The New York Times also looks at the issues Palin has focused on in her first 22 months as governor. "When Gov. Sarah Palin meets Senator Joseph R. Biden Jr. on Thursday in the vice-presidential debate, even her fellow Alaskans might hear for the first time some of her views on health care reform, education policy and other issues of state government. In her 22 months in office, Ms. Palin has not addressed many of those matters in a significant way, pursuing a narrower agenda rooted in Alaska’s resource-based economy.”

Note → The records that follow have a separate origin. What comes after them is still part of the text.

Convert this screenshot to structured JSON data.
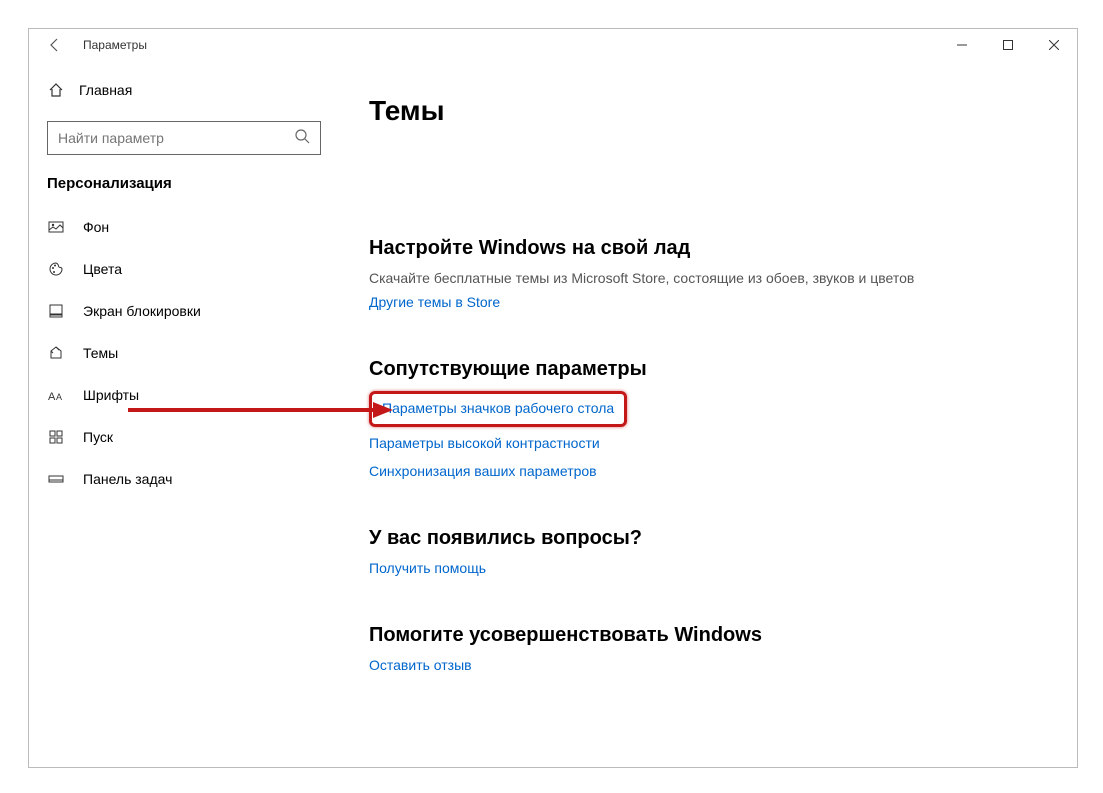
{
  "titlebar": {
    "title": "Параметры"
  },
  "sidebar": {
    "home": "Главная",
    "search_placeholder": "Найти параметр",
    "section": "Персонализация",
    "items": [
      {
        "label": "Фон",
        "icon": "image-icon"
      },
      {
        "label": "Цвета",
        "icon": "palette-icon"
      },
      {
        "label": "Экран блокировки",
        "icon": "lockscreen-icon"
      },
      {
        "label": "Темы",
        "icon": "themes-icon"
      },
      {
        "label": "Шрифты",
        "icon": "fonts-icon"
      },
      {
        "label": "Пуск",
        "icon": "start-icon"
      },
      {
        "label": "Панель задач",
        "icon": "taskbar-icon"
      }
    ]
  },
  "content": {
    "title": "Темы",
    "customize": {
      "heading": "Настройте Windows на свой лад",
      "subtitle": "Скачайте бесплатные темы из Microsoft Store, состоящие из обоев, звуков и цветов",
      "link": "Другие темы в Store"
    },
    "related": {
      "heading": "Сопутствующие параметры",
      "links": [
        "Параметры значков рабочего стола",
        "Параметры высокой контрастности",
        "Синхронизация ваших параметров"
      ]
    },
    "questions": {
      "heading": "У вас появились вопросы?",
      "link": "Получить помощь"
    },
    "feedback": {
      "heading": "Помогите усовершенствовать Windows",
      "link": "Оставить отзыв"
    }
  }
}
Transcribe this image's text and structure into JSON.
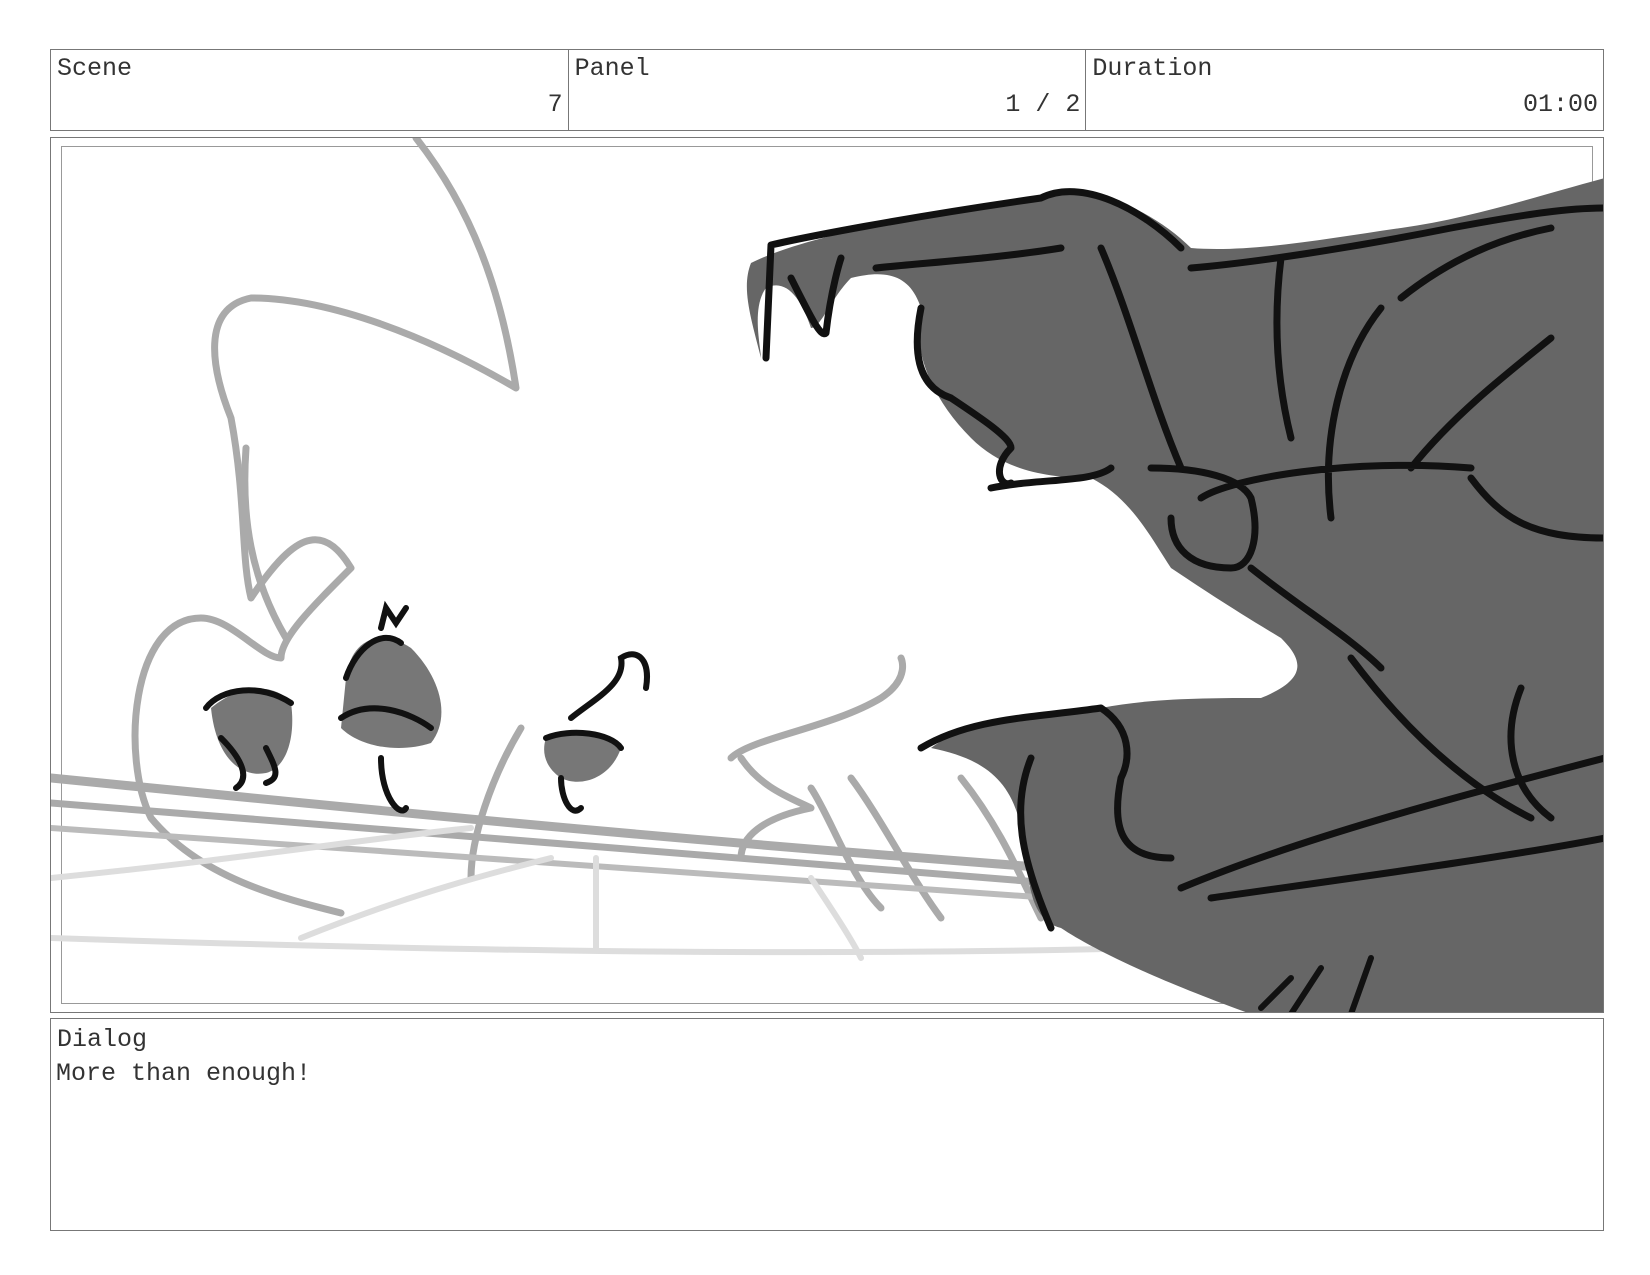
{
  "header": {
    "scene": {
      "label": "Scene",
      "value": "7"
    },
    "panel": {
      "label": "Panel",
      "value": "1 / 2"
    },
    "duration": {
      "label": "Duration",
      "value": "01:00"
    }
  },
  "artwork": {
    "description_icon": "storyboard-sketch",
    "colors": {
      "fill": "#666666",
      "line": "#111111",
      "background_line": "#aaaaaa",
      "light_line": "#dddddd"
    }
  },
  "dialog": {
    "label": "Dialog",
    "text": "More than enough!"
  }
}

“Ms. Palin has approved increased spending for education and the elderly, sued the federal government for listing the polar bear as a threatened species, and pushed for a bill that would have reduced state regulation of new medical facilities. But by and large, oil and gas issues have dominated her tenure."
The AP went to Huntsville, Ala., and found… "Even in the staunchly Republican South, Palin is facing deep skepticism about her qualifications heading into Thursday night's debate with her Democratic counterpart, Sen. Joe Biden of Delaware. The wave of enthusiasm here that greeted the Alaska governor's conservative positions on social and religious issues remains in many quarters, but it has been tempered by uncertainty about her readiness, particularly among moderates."
Joe Six-Pack? "Sarah Palin and her husband have pieced together a uniquely Alaskan income that reached comfortably into six figures even before she became governor, capitalizing on valuable fishing rights, a series of land deals and a patchwork of other ventures to build an above-average lifestyle. Add up the couple's 2007 income and the estimated value of their property and investments and they appear to be worth at least $1.2 million. That would make the Palins, like Democratic vice presidential rival Joe Biden and his wife Jill, well-off but not nearly as wealthy as multimillionaire couples John and Cindy McCain and, to a lesser extent, Barack and Michelle Obama."